[caption id="attachment_98306" align="aligncenter" width="500" caption="Illustrasi; toonpool.com"][/caption] Oleh Armin Mustamin Toputiri
Seharian iseng membuka-buka halaman internet, saya menemukan dua berita di halaman Kompas, terbitan 05 September 2010. Meski pemberitaan tersebut sudah cukup usang, namun dalam takaran saya, kedua berita itu sangat menarik. Satunya dimuat hanya pada sebidang kolom kecil, kisah bagaimana seorang pembantu rumah tangga yang telah uzur, Mbah Erum (68 tahun). Dan satunya lagi --- yang menghiasi hampir satu lembar halaman Kompas --- pengenalan pada sosok seorang pensiunan Guru Besar STSI Bandung, yang usianya juga telah uzur, Prof. Drs. Jakob Sumardjo (71 tahun).

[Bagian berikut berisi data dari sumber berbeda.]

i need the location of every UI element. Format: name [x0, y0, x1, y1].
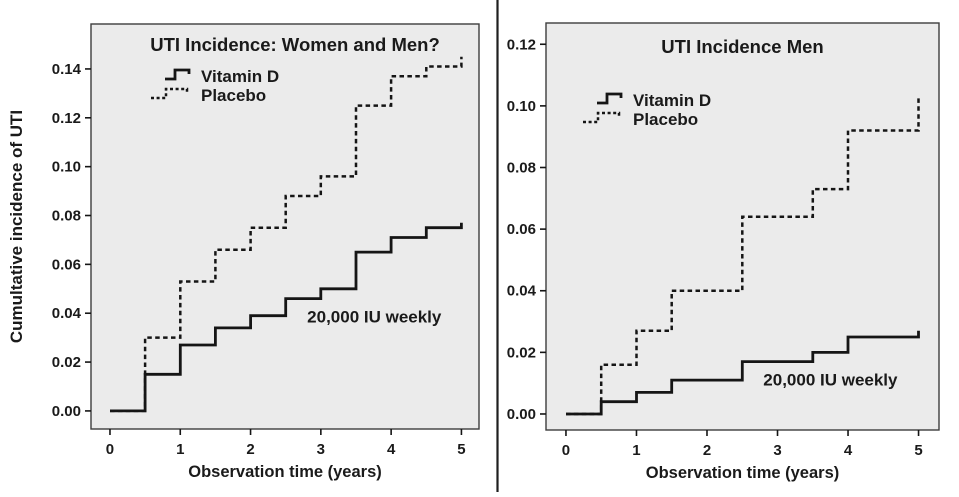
series-vitamin-d-line — [566, 330, 920, 416]
x-tick-label: 2 — [246, 441, 254, 458]
chart-title: UTI Incidence Men — [661, 36, 823, 57]
chart-women-and-men: 0.00 0.02 0.04 0.06 0.08 0.10 0.12 0.14 0 1 2 3 4 5 UT… — [7, 23, 480, 481]
x-axis-label: Observation time (years) — [646, 464, 840, 482]
y-tick-label: 0.04 — [507, 283, 537, 300]
x-tick-label: 2 — [703, 442, 711, 459]
y-tick-label: 0.06 — [52, 256, 81, 273]
y-tick-label: 0.10 — [52, 159, 81, 176]
legend-entry-vitamin-d: Vitamin D — [165, 67, 279, 86]
legend-entry-vitamin-d: Vitamin D — [597, 91, 711, 110]
legend-entry-placebo: Placebo — [151, 86, 266, 105]
legend-entry-placebo: Placebo — [583, 110, 698, 129]
y-tick-label: 0.10 — [507, 98, 536, 115]
x-tick-label: 4 — [387, 441, 396, 458]
y-tick-label: 0.02 — [52, 354, 81, 371]
legend-label: Vitamin D — [201, 67, 279, 86]
series-vitamin-d-line — [110, 222, 463, 413]
x-tick-label: 3 — [317, 441, 325, 458]
y-tick-label: 0.08 — [52, 208, 81, 225]
y-tick-label: 0.08 — [507, 159, 536, 176]
x-tick-label: 0 — [562, 442, 570, 459]
series-placebo-line — [110, 56, 463, 413]
y-tick-label: 0.00 — [507, 406, 536, 423]
legend-label: Placebo — [201, 86, 266, 105]
y-tick-label: 0.04 — [52, 305, 82, 322]
chart-men: 0.00 0.02 0.04 0.06 0.08 0.10 0.12 0 1 2 3 4 5 UTI In… — [507, 22, 940, 482]
legend-label: Placebo — [633, 110, 698, 129]
y-tick-label: 0.06 — [507, 221, 536, 238]
y-tick-label: 0.12 — [52, 110, 81, 127]
dose-annotation: 20,000 IU weekly — [763, 371, 898, 390]
legend-label: Vitamin D — [633, 91, 711, 110]
legend-swatch-solid-line-icon — [597, 92, 623, 105]
x-tick-label: 0 — [106, 441, 114, 458]
legend-swatch-solid-line-icon — [165, 68, 191, 81]
x-tick-label: 1 — [176, 441, 184, 458]
x-tick-label: 5 — [914, 442, 922, 459]
y-tick-label: 0.02 — [507, 344, 536, 361]
x-tick-label: 4 — [844, 442, 853, 459]
y-tick-label: 0.00 — [52, 403, 81, 420]
y-tick-label: 0.12 — [507, 36, 536, 53]
series-placebo-line — [566, 96, 920, 416]
legend-swatch-dashed-line-icon — [151, 87, 189, 100]
y-tick-label: 0.14 — [52, 61, 82, 78]
dose-annotation: 20,000 IU weekly — [307, 307, 442, 326]
x-tick-label: 3 — [773, 442, 781, 459]
x-axis-label: Observation time (years) — [188, 463, 382, 481]
chart-title: UTI Incidence: Women and Men? — [150, 34, 440, 55]
legend-swatch-dashed-line-icon — [583, 111, 621, 124]
x-tick-label: 5 — [457, 441, 465, 458]
y-axis-label: Cumultative incidence of UTI — [7, 110, 26, 343]
x-tick-label: 1 — [632, 442, 640, 459]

Mencermati secara mendalam uraian kedua berita itu, saya melihatnya sungguh sangatlah kontradiktif. Tapi justru pada sisi kontradiktifnya itulah menariknya kedua berita itu, paling tidak bahwa sedikitnya ikut mengusik nurani dan logika berfikir normal saya. Sebab karena itu --- di banding ratusan berita Kompas saya temukan --- hanya kedua judul berita itulah yang tersimpan di benak saya, hingga jelang tidur malam. Saya tidak paham, apakah orang-orang yang membaca Harian Kompas yang terbit pada hari saat koran itu terbit, juga sama terusiknya seperti saya ketika membaca isi kedua judul berita itu.
Memang secara sekilas saja, sesungguhnya kedua berita itu hanyalah berita biasa-biasa saja --- seperti berita pada umunya --- yang tak semestinya ikut mengusik alur berfikir orang lain, sebab bagaimana mungkin kita bisa membanding-bandingkan kisah hidup dialami seorang pembantu rumah tangga yang telah uzur di satu sisi, serta kisah hidup seorang Guru Besar pada sisi yang lain. Saya pun menyadari betapa jauh jarak keduanya untuk coba dibanding-bandingkan. Apalagi ikut mengusik perasaan dan alur berfikir normal saya. Makanya bisa jadi, justru saya yang terlalu berlebihan melihatnya.
***
Mbah Erum --- warga Kebon Kacang, Tanah Abang, Jakarta Pusat --- yang sehari-hari bekerja sebagai pembantu rumah tangga, pada sat sore hari ketika kembali pulang membeli lauk yang dimintakan majikannya. Namun di tengah jalan ia dijegat dan ditangkapi sejumlah petugas gabungan Satuan Polisi Pamong Praja dan Suku Dinas Sosial Jakarta Pusat, yang kala itu memang tengah melakukan razia pengemis dan gelandangan seputaran kota Jakarta. Mbah Erum ternyata juga dikira seorang gelandangan dan pengemis.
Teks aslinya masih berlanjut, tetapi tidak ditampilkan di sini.